OK, they use KVM or Xen, so it’s not oversold. So, yes, you need to reduce memory. You cannot run production services on a system that’s having OOM killer events. Nothing me or Webmin can do about that.

The only right number of OOM killer events is zero.

Here’s what’s been killed from syslog just today:

grep -i kill /var/log/syslog
Mar  9 00:00:02 vps1 systemd[1]: lfd.service: Main process exited, code=killed, status=9/KILL
Mar  9 01:36:30 vps1 systemd[1]: packagekit.service: Main process exited, code=killed, status=15/TERM
Mar  9 03:46:08 vps1 systemd[1]: packagekit.service: Main process exited, code=killed, status=15/TERM
Mar  9 05:00:45 vps1 systemd[1]: lfd.service: Main process exited, code=killed, status=9/KILL
Mar  9 06:51:50 vps1 spamd[15781]: spamd: child [16087] killed successfully: interrupted, signal 2 (0002)
Mar  9 06:51:50 vps1 spamd[15781]: spamd: child [16088] killed successfully: interrupted, signal 2 (0002)
Mar  9 07:00:10 vps1 systemd[1]: lfd.service: Main process exited, code=killed, status=9/KILL
Mar  9 07:37:42 vps1 systemd[1]: packagekit.service: Main process exited, code=killed, status=15/TERM
Mar  9 11:32:22 vps1 systemd[1]: lfd.service: Main process exited, code=killed, status=9/KILL
Mar  9 13:40:50 vps1 systemd[1]: packagekit.service: Main process exited, code=killed, status=15/TERM
Mar  9 14:52:16 vps1 systemd[1]: lfd.service: Main process exited, code=killed, status=9/KILL
Mar  9 15:27:19 vps1 systemd[1]: lfd.service: Main process exited, code=killed, status=9/KILL
Mar  9 19:35:54 vps1 usermin[32541]: /etc/usermin/stop: 4: kill: No such process
Mar  9 19:41:20 vps1 systemd[1]: packagekit.service: Main process exited, code=killed, status=15/TERM

Yesterday is even worse…

*Edit
It should state invoked oom-killer though, which it isn’t.

That’s not the OOM killer.
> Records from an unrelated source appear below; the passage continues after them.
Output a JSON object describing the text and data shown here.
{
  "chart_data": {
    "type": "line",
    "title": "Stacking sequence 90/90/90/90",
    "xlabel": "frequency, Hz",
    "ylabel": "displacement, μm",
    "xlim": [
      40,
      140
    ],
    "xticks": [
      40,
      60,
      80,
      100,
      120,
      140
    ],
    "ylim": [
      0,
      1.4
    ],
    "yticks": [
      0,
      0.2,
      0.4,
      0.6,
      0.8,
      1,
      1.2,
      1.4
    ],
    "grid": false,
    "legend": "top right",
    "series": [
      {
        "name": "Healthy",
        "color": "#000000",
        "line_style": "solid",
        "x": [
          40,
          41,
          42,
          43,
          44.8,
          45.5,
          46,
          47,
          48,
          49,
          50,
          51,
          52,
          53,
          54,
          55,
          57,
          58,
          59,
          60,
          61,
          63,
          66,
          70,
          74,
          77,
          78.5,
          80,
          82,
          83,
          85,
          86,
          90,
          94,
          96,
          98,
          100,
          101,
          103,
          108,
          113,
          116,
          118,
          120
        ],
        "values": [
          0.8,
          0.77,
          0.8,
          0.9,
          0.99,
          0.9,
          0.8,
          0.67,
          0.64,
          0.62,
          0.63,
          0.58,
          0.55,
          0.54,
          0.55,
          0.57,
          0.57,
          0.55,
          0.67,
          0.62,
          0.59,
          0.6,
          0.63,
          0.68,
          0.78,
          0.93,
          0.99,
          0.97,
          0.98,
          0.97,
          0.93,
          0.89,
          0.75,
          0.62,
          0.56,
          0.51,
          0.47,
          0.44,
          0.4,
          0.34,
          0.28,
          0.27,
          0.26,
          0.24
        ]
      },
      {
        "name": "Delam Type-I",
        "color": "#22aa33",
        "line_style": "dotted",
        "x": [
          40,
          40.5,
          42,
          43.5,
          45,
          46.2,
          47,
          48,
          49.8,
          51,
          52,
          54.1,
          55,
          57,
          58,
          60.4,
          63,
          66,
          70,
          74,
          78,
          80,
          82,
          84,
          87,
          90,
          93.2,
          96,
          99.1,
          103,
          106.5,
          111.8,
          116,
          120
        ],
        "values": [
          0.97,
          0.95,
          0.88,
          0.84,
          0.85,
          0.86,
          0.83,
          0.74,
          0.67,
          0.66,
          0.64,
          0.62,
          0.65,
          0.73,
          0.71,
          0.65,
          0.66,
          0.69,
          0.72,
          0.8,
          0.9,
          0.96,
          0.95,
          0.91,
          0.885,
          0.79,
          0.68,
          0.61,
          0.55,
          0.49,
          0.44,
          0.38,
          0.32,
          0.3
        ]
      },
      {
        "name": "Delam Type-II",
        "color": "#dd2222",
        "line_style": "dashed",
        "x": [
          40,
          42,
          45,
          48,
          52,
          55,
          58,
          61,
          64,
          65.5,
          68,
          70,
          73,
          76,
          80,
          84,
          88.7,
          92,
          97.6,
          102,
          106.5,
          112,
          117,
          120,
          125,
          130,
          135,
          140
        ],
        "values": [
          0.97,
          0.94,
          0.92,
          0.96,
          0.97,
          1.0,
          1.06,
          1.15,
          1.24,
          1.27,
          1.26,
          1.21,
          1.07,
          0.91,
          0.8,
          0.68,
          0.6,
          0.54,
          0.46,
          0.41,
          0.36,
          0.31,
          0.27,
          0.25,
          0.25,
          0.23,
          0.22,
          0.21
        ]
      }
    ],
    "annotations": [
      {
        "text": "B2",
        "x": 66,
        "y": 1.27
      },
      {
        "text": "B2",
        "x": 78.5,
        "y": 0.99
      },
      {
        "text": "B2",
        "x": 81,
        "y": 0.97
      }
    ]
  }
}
OOM killer is a kernel event, and will appear in the kernel log.

There’s nothing in the kernel logs about the OOM killer.

OK, then it’s some other problem. I don’t have good guesses about what. It seems like it has to have been Webmin being killed while it was writing the file (or it ran out of space), and if it’s not the OOM killer, I don’t know what else it’d be.

This topic was automatically closed 8 days after the last reply. New replies are no longer allowed.